Conjunction assessment systems — operated by the US 18th Space Defense Squadron, ESA, LeoLabs and others — now process tens of thousands of close-approach warnings per week. ASAT debris is responsible for a disproportionate share of these alerts. See the Orbital Eye live dashboard for real-time conjunction data.
The Moratorium & Future of ASAT Policy
The international policy landscape around ASAT weapons sits at a critical juncture. The 1967 Outer Space Treaty — the foundational agreement governing activities in space — prohibits placing weapons of mass destruction in orbit but is silent on conventional kinetic ASAT weapons. No binding international law explicitly bans destructive ASAT testing.
In April 2022, the United States declared a unilateral moratorium on destructive direct-ascent ASAT testing and called on other nations to follow. As of early 2026, over 35 nations have pledged to observe the moratorium — including Canada, the UK, Japan, Germany, France, South Korea, Australia, and New Zealand.
However, China and Russia — the two countries responsible for the worst ASAT debris events — have not joined the moratorium. Russia dismissed it as an attempt to constrain competitors, and China has not formally responded.
The UN General Assembly has passed multiple resolutions encouraging restraint, and the Committee on the Peaceful Uses of Outer Space (COPUOS) continues to develop norms for responsible behaviour.
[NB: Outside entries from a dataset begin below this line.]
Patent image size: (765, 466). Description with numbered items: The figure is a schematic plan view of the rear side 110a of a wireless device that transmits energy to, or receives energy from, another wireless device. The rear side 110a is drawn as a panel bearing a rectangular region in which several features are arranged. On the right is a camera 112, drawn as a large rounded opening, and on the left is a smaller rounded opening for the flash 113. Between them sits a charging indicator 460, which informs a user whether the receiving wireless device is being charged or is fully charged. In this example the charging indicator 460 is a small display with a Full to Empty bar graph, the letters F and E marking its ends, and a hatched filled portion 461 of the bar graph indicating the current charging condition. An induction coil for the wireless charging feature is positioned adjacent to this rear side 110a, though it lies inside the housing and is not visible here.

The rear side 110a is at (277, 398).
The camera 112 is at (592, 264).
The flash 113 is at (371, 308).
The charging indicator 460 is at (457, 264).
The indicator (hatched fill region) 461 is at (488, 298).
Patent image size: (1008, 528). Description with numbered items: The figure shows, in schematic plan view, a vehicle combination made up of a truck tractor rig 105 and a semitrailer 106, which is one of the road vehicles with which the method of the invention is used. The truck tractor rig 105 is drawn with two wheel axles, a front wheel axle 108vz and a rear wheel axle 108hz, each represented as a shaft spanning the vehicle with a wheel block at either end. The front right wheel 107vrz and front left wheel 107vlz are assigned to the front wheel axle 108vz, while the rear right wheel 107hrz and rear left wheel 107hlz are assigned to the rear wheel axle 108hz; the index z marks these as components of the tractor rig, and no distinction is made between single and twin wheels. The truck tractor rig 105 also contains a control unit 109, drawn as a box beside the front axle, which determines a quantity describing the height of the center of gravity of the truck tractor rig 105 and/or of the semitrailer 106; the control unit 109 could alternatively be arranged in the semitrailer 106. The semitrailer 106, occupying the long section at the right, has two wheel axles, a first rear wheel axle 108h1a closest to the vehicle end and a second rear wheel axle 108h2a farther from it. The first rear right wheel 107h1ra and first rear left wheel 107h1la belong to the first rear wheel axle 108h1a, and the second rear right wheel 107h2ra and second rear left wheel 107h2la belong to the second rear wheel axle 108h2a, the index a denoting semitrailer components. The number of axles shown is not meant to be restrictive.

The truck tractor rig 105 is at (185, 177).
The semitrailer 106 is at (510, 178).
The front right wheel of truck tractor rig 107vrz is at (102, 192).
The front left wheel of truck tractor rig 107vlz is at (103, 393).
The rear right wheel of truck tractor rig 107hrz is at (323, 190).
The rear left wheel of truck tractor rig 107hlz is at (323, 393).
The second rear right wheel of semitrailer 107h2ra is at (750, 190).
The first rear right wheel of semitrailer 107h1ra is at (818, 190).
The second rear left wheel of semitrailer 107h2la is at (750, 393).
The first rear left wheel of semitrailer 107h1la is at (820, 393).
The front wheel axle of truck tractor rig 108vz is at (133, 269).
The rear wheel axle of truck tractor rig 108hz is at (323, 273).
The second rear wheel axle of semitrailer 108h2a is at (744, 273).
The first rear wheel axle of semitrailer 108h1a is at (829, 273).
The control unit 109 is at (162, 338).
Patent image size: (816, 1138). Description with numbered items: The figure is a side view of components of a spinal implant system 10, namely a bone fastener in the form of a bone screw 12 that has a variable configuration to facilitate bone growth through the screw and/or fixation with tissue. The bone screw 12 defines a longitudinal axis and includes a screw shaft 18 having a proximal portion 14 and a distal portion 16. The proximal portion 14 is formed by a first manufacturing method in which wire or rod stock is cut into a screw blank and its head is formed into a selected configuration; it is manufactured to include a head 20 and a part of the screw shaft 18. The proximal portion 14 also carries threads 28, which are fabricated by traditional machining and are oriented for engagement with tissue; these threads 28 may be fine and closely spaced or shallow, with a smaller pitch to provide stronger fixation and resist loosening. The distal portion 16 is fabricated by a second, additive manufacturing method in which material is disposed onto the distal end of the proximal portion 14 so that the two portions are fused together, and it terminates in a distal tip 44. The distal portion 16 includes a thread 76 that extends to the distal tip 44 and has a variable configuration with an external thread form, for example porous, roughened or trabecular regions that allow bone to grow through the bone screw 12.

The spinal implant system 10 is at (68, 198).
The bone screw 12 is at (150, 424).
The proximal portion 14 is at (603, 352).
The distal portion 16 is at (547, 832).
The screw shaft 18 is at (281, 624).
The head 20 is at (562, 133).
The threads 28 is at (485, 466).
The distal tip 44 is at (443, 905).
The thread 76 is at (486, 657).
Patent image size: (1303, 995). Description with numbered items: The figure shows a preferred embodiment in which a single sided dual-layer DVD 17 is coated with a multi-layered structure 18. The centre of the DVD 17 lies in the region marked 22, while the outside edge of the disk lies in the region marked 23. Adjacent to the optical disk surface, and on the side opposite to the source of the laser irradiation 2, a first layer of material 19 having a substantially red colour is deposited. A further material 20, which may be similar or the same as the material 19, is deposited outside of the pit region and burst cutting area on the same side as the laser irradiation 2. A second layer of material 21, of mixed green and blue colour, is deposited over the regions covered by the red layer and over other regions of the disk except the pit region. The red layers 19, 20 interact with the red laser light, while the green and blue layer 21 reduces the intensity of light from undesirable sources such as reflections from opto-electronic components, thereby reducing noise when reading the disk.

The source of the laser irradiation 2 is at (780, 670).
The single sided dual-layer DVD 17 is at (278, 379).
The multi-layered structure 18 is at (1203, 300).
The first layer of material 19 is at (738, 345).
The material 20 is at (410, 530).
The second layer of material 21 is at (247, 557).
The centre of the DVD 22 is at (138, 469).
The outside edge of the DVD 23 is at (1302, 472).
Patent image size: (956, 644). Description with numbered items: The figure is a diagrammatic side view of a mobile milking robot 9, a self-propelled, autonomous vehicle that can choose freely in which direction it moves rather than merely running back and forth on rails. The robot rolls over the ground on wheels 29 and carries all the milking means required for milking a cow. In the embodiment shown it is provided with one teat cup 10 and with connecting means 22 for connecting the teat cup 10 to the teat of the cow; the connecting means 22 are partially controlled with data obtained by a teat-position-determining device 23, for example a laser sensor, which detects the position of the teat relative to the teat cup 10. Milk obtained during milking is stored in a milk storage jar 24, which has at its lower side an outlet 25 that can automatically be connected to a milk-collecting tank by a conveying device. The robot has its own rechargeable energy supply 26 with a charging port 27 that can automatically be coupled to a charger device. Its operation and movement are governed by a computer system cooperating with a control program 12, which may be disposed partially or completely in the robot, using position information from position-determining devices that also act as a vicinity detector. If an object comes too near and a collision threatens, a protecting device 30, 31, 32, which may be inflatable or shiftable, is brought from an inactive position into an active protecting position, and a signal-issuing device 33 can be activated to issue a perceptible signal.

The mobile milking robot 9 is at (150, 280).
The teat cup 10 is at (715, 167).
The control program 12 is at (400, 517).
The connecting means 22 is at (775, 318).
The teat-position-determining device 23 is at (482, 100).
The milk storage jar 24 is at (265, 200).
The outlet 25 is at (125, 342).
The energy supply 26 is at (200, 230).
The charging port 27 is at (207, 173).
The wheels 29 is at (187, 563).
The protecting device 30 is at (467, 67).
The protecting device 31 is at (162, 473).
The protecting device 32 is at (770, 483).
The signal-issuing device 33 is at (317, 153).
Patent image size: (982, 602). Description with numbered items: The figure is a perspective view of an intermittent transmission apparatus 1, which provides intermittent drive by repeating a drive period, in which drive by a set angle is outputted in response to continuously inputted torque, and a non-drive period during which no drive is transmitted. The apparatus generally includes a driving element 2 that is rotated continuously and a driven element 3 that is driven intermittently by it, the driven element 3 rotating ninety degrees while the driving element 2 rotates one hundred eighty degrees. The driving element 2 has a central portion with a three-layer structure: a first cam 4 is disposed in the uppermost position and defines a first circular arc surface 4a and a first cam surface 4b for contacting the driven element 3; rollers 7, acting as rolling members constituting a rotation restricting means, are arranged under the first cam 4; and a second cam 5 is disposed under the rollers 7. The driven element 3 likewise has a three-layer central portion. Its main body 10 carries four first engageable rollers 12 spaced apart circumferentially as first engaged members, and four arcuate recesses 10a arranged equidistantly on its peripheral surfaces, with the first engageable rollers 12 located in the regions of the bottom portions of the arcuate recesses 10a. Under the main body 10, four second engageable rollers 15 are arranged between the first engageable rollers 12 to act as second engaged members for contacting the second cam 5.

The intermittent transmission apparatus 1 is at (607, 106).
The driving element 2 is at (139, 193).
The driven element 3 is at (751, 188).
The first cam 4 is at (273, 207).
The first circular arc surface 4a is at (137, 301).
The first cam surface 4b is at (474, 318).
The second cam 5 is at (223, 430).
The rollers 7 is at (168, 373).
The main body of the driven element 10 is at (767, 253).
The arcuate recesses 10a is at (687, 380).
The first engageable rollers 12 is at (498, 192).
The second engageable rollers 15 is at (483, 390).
The Space Debris Mitigation Guidelines provide a framework for reducing future debris generation, but compliance is voluntary.
The path from voluntary moratorium to binding treaty remains unclear. Active debris removal technologies — such as JAXA's ADRAS-J and ESA's ClearSpace-1 — are being developed to physically clean up existing debris, but they cannot keep pace with the thousands of fragments a single ASAT test creates. Prevention, through a comprehensive ban on destructive testing, remains the most effective solution.